Segundas oportunidades · Historia

Un infante de marina defiende a una humilde camarera de su cruel exnovio

Un infante de marina defiende a una humilde camarera de su cruel exnovio — Parte 1
Imagen del vídeo original

Un encuentro inesperado en la carretera

El aroma a café recién hecho y el crujido de las viejas baldosas ajedrezadas eran el único refugio de Marina. Desde que su vida se había desmoronado tras la traición de su prometido, la joven se aferraba a su empleo en aquella nostálgica cafetería de carretera para salir adelante. Su único compañero fiel era Bruno, un hermoso pastor alemán que permanecía siempre echado junto a la barra, vigilando con ojos atentos a su cansada dueña.

Aquella tarde, el destino decidió poner a prueba la resistencia de Marina. La puerta del local se abrió con un estrépito innecesario, y el corazón de la joven se detuvo al ver entrar a Tristán, luciendo una impecable chaqueta marrón claro, del brazo de Carmen, una mujer rubia con un vestido azul que destilaba arrogancia. Tristán no solo le había robado el patrimonio familiar, sino que ahora venía a regodearse en su desgracia.

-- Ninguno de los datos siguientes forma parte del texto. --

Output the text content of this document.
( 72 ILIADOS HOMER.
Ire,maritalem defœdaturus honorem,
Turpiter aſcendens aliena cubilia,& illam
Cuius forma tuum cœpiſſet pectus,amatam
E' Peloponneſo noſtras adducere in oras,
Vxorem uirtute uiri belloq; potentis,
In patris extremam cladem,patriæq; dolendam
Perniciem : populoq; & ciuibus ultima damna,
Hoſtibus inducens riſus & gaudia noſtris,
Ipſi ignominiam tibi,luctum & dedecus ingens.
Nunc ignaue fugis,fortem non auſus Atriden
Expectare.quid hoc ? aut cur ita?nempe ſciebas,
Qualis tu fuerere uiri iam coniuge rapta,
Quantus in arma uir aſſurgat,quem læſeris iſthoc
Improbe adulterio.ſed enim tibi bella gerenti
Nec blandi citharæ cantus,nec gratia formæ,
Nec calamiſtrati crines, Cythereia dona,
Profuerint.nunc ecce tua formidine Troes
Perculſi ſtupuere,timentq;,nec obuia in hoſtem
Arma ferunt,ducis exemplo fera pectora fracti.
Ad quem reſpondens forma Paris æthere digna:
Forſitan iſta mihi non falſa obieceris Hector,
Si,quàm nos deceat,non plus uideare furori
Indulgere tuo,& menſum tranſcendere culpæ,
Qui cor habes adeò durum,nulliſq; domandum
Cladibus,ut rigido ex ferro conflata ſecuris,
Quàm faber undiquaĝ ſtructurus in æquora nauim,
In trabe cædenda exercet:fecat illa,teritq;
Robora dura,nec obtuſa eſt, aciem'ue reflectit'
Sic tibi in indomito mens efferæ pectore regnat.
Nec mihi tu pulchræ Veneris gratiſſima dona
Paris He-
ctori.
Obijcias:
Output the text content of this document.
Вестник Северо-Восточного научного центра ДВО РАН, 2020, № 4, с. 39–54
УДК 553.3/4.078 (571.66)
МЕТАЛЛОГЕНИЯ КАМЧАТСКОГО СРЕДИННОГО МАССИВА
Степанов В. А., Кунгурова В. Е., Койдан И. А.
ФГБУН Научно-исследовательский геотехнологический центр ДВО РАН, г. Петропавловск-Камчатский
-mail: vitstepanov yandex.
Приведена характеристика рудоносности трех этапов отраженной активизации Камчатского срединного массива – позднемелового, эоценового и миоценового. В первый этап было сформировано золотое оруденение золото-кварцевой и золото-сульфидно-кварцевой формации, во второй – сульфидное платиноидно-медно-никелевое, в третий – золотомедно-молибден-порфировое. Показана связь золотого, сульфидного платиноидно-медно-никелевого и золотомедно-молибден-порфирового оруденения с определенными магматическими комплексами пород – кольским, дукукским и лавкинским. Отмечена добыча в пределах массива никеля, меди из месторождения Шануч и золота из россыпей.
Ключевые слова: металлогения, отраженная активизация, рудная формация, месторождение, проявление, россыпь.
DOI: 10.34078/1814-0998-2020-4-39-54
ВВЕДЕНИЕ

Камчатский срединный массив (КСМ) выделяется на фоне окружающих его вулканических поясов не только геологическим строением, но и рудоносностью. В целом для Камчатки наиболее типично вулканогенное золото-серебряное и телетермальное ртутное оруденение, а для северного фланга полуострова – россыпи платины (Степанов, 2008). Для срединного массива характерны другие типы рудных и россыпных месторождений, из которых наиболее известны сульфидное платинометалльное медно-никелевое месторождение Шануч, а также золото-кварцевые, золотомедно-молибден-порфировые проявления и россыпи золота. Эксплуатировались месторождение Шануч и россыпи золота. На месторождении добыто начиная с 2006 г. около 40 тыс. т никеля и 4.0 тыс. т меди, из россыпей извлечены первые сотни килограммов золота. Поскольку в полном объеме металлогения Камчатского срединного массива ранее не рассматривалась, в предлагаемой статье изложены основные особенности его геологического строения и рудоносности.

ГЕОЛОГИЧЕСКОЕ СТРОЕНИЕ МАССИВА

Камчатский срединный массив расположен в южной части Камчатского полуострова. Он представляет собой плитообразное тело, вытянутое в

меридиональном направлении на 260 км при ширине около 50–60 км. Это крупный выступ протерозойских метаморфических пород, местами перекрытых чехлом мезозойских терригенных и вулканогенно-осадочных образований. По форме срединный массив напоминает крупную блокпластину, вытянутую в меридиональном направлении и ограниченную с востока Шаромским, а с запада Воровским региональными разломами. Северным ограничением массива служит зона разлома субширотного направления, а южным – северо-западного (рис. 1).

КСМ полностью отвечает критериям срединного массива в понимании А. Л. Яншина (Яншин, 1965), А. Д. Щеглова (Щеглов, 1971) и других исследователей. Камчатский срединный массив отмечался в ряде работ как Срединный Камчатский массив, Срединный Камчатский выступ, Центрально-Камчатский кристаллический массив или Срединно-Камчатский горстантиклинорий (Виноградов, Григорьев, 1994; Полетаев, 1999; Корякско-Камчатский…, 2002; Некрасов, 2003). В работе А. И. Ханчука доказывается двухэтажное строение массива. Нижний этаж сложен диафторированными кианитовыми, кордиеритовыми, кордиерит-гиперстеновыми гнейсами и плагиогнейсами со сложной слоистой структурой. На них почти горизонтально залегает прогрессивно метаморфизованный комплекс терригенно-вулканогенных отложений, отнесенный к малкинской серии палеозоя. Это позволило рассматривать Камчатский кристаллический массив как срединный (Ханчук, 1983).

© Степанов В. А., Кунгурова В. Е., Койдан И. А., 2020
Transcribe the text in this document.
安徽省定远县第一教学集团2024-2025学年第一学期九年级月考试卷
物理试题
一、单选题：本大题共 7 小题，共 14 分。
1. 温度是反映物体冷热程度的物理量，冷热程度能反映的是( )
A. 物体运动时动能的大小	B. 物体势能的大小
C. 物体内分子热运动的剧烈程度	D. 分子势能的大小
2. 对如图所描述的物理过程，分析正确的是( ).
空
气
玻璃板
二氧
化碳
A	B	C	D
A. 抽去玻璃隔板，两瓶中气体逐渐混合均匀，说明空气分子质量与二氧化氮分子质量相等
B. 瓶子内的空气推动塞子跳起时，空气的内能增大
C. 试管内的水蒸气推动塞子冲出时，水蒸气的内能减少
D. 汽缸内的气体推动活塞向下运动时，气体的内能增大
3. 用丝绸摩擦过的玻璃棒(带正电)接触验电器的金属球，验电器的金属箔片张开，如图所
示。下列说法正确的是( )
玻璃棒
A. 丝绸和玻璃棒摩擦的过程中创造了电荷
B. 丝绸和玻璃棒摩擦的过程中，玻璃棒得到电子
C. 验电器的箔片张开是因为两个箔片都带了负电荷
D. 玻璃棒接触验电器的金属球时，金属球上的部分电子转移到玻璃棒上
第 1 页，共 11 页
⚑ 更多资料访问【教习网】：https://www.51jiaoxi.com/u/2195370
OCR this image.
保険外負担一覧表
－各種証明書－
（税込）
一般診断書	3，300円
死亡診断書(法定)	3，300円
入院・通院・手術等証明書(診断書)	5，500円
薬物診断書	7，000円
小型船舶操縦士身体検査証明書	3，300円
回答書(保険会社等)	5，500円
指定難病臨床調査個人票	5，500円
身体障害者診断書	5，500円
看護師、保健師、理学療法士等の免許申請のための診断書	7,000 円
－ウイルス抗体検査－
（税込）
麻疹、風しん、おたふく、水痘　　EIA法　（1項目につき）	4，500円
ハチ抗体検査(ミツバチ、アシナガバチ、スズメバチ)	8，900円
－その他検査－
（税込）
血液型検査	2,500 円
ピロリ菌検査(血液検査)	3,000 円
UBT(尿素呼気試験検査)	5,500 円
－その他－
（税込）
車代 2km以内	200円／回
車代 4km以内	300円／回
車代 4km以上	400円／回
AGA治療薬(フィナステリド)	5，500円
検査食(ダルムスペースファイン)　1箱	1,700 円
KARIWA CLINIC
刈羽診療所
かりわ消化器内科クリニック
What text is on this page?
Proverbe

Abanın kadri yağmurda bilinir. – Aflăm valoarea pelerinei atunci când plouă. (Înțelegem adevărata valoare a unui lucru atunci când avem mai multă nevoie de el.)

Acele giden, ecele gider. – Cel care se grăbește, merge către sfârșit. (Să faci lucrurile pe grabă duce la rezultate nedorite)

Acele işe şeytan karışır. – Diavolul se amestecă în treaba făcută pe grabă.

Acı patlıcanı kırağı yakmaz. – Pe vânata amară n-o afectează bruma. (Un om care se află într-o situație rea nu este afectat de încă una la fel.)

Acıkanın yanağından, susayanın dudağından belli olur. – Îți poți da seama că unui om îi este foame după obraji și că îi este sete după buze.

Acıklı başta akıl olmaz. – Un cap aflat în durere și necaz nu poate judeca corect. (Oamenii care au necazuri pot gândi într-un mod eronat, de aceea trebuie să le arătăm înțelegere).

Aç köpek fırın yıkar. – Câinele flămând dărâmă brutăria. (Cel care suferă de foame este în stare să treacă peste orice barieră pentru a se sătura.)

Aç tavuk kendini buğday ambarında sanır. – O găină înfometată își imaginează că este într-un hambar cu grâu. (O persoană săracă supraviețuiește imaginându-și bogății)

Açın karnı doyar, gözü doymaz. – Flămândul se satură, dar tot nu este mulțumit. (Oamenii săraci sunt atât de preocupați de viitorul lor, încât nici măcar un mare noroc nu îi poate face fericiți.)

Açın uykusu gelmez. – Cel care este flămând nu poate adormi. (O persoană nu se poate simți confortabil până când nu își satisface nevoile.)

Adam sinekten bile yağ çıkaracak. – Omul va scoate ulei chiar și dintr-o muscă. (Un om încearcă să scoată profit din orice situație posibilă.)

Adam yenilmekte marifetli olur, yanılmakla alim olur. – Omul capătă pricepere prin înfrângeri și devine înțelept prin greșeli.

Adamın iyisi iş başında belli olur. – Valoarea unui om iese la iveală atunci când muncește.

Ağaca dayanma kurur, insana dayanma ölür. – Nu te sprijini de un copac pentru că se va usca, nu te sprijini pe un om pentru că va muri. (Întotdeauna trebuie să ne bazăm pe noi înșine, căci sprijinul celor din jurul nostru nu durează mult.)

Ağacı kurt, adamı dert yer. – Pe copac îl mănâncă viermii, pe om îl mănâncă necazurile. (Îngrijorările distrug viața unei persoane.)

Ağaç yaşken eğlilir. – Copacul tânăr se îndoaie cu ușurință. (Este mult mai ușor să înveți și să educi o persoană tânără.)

Un infante de marina defiende a una humilde camarera de su cruel exnovio

Al acercarse a servirles, los nervios traicionaron a Marina y unas gotas de café salpicaron la mesa de madera. La reacción de Tristán fue desproporcionada y violenta. Se puso de pie de un salto, golpeando la mesa con el puño y gritando insultos que resonaron en todo el local. Cuando el fiel Bruno comenzó a ladrar para defender a su dueña, Tristán levantó el pie con la clara intención de golpear al animal.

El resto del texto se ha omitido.